EDITORIAL – Matthew J. Lee, Bostom Globe staff – A new video camera system is installed above the drivers seat in a Boston school bus. Boston’s school department has offered no evidence that incidents of bullying or other misbehavior have increased to the point where both audio and video surveillance of students on their way to and from school are required.
Yet the school system is in the process of equipping its 750 yellow school buses with both microphones and cameras.
It’s an extreme initiative that unnecessarily infringes on private conversations.
Video recordings are routine and especially useful when it comes to identifying gross misconduct, like physical assault, on the part of bus riders.
But audio recordings are different in tone and tenor. And the city’s policy fails to make that distinction.
It is not even clear how audio surveillance will keep students safer.
It may even have a deleterious effect, according to defenders of civil liberties.

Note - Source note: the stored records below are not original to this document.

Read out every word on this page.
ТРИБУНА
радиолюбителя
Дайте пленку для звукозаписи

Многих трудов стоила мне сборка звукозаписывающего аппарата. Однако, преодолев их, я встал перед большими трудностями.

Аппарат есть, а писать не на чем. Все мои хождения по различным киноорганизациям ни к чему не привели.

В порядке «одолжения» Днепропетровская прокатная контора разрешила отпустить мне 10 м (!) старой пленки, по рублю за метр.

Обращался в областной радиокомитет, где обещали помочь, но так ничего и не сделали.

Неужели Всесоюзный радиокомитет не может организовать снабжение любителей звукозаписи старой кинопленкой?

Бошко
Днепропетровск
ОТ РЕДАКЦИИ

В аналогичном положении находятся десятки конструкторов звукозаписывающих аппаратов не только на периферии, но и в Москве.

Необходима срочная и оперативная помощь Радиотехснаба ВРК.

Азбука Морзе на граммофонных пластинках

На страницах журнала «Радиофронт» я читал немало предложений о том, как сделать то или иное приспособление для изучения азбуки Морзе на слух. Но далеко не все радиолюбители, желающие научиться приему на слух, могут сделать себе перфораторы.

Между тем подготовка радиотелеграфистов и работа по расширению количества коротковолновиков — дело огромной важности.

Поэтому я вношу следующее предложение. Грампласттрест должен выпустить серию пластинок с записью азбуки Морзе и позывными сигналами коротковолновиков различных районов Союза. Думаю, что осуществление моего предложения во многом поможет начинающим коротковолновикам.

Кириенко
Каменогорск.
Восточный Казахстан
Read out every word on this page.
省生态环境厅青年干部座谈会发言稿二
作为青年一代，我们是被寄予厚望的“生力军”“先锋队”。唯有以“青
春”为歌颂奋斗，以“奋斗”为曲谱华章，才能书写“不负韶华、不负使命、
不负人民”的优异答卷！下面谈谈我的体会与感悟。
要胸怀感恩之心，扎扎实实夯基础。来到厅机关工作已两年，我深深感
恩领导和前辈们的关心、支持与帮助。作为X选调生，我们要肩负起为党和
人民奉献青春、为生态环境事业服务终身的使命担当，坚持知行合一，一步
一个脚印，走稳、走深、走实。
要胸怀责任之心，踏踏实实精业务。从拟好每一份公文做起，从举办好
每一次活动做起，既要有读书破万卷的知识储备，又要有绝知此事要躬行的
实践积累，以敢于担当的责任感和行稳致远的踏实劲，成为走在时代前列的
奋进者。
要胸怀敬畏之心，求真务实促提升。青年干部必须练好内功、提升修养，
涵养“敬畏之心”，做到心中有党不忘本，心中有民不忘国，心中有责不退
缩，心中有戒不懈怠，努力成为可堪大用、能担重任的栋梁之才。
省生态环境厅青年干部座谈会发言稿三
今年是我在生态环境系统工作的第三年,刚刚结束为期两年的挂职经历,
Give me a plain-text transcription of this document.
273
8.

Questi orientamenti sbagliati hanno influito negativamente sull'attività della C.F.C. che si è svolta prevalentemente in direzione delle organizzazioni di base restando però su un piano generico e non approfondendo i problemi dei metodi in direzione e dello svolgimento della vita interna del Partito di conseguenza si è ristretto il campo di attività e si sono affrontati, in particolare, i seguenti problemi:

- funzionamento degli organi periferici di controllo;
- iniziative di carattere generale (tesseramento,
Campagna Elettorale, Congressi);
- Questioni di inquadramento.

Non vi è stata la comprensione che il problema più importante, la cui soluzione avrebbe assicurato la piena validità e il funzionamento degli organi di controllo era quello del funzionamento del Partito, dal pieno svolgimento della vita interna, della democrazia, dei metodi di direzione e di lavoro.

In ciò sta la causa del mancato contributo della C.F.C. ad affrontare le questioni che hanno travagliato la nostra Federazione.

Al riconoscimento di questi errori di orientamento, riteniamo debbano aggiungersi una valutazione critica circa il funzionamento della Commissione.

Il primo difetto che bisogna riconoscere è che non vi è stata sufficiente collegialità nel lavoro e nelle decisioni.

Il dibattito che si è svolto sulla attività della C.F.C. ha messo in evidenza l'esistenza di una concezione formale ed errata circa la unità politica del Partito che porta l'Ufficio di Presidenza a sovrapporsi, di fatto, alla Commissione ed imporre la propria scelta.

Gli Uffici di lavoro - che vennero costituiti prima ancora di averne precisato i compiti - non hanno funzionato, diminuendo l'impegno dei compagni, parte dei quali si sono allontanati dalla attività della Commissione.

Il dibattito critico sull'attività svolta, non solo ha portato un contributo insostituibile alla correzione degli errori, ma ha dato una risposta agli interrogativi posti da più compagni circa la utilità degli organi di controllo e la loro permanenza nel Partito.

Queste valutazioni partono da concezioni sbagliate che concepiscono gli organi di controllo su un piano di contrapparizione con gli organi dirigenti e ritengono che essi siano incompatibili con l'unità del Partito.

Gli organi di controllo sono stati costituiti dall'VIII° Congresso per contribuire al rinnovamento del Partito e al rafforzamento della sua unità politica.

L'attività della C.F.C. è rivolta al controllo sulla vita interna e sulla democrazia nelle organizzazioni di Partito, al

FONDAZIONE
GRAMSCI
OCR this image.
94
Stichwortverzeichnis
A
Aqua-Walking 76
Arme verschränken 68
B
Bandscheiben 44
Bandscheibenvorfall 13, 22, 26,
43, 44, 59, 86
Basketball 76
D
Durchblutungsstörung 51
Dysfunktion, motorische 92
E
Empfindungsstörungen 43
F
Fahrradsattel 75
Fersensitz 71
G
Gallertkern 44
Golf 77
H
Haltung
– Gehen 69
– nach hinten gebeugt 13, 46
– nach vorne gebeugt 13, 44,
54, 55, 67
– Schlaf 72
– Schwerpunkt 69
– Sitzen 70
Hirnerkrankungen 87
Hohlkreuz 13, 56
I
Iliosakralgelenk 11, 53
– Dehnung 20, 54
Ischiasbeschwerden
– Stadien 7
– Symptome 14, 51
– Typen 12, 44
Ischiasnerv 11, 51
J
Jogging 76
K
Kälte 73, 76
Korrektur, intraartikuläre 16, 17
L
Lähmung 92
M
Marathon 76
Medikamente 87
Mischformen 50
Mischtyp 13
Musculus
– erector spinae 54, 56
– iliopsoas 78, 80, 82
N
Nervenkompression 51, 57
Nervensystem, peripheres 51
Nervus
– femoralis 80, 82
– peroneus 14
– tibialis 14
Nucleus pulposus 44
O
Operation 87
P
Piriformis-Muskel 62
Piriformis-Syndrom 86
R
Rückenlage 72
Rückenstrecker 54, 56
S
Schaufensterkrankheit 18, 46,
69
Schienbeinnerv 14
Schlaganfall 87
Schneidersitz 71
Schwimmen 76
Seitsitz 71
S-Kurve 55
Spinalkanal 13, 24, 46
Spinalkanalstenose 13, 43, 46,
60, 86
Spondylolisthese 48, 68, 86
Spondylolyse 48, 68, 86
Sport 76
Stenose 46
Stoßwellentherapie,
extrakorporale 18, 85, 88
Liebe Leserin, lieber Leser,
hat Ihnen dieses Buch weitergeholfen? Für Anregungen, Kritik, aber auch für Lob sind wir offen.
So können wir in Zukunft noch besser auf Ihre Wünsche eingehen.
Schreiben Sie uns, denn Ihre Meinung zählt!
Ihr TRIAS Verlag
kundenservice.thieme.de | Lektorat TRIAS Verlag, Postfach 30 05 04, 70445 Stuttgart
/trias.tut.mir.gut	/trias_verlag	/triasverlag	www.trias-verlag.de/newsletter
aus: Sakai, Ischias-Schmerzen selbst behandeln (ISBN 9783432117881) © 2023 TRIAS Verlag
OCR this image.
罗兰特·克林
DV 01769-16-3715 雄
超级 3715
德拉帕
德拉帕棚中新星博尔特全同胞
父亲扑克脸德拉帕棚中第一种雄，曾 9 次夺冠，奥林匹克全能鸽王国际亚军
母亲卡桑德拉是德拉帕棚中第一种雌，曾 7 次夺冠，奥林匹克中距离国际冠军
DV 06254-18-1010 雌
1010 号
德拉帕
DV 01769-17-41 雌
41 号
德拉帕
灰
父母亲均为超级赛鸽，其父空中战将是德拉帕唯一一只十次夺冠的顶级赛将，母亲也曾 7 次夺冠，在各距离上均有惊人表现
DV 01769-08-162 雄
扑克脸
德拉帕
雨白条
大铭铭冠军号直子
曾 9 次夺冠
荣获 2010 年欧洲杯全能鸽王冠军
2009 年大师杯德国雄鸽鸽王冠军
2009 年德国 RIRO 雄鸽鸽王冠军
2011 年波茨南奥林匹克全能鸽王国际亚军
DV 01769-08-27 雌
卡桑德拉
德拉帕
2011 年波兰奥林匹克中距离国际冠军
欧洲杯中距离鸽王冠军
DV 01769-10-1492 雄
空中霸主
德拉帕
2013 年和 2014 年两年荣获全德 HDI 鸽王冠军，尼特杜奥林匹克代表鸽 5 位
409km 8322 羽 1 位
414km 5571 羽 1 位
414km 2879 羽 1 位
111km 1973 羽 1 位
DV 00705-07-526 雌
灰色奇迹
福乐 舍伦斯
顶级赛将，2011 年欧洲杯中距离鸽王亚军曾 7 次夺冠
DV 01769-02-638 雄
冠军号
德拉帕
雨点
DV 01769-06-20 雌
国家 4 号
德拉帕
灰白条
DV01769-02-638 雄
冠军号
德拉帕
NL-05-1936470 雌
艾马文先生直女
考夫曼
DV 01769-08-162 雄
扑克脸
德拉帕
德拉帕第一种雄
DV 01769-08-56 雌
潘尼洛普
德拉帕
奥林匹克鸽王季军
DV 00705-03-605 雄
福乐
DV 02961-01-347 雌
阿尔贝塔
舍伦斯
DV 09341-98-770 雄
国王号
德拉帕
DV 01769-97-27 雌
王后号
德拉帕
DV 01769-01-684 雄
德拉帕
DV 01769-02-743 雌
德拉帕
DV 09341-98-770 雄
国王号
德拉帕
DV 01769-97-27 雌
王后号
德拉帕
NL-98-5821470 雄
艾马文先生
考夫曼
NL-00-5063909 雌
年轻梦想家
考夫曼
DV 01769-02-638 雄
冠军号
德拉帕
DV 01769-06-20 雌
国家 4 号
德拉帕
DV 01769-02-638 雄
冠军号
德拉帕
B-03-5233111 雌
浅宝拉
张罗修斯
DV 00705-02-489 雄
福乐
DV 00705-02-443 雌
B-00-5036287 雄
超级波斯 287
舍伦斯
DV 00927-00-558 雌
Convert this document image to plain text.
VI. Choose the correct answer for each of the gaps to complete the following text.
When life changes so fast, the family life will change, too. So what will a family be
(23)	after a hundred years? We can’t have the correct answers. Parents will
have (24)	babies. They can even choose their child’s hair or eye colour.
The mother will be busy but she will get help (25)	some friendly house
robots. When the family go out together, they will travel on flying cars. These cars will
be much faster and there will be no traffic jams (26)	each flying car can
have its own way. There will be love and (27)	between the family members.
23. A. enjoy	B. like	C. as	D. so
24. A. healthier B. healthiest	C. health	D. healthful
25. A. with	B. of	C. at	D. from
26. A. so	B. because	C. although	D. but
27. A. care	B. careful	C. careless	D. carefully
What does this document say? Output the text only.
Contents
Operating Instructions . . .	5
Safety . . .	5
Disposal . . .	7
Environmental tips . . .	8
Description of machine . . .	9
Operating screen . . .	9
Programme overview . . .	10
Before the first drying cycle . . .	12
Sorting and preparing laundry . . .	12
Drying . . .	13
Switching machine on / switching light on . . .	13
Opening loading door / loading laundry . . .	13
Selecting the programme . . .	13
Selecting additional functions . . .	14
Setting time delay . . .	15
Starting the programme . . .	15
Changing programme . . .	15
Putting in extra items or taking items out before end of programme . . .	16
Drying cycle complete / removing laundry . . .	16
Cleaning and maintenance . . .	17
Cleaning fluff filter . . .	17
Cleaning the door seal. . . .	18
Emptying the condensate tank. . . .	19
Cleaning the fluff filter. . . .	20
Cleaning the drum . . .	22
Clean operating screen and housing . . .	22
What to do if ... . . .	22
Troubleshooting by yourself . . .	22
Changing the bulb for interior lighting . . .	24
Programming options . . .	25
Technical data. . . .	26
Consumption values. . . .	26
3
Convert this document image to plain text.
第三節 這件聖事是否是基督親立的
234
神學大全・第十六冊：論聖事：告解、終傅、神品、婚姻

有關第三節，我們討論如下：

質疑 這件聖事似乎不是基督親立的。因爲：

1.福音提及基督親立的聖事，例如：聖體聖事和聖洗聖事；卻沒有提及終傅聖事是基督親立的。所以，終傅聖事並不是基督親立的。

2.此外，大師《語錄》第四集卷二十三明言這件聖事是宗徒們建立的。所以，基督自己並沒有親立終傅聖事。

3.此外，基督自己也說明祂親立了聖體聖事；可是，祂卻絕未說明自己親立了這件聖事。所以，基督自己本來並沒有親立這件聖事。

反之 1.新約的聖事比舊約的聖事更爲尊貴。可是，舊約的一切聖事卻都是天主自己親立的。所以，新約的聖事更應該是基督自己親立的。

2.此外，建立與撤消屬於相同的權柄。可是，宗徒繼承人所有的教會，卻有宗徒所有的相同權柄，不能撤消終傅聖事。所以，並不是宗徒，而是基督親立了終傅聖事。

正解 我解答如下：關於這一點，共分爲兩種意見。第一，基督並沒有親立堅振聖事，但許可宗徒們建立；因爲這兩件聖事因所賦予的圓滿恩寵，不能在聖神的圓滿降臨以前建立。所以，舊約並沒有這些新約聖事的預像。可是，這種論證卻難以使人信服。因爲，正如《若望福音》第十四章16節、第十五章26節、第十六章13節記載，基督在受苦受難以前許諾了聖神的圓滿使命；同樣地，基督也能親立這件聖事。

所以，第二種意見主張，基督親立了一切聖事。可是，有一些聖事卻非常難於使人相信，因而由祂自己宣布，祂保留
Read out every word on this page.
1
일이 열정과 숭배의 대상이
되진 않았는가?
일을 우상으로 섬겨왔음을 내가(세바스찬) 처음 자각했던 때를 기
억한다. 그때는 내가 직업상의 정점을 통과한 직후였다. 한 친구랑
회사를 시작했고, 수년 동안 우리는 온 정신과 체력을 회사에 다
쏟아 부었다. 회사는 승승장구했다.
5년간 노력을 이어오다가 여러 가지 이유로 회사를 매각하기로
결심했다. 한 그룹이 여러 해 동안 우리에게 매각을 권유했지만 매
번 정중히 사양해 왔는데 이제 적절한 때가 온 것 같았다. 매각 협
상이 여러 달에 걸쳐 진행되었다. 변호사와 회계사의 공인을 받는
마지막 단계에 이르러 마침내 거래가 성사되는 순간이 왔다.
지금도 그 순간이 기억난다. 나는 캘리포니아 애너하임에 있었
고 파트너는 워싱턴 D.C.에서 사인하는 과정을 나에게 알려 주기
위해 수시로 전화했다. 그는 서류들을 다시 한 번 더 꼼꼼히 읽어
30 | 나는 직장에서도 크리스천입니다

“We’re indoctrinating children to believe that everything they say and do will be recorded by some faceless entity behind glass,” said Kade Crockford, director of the Technology for Liberty project at the American Civil Liberties Union of Massachusetts.
Massachusetts law prohibits surreptitious audio recordings.
The school department likely can remain within the law by posting signs on school buses informing passengers that they are under both video and audio surveillance.
But that doesn’t make it right. Recording every word out of a student’s mouth still raises serious privacy concerns.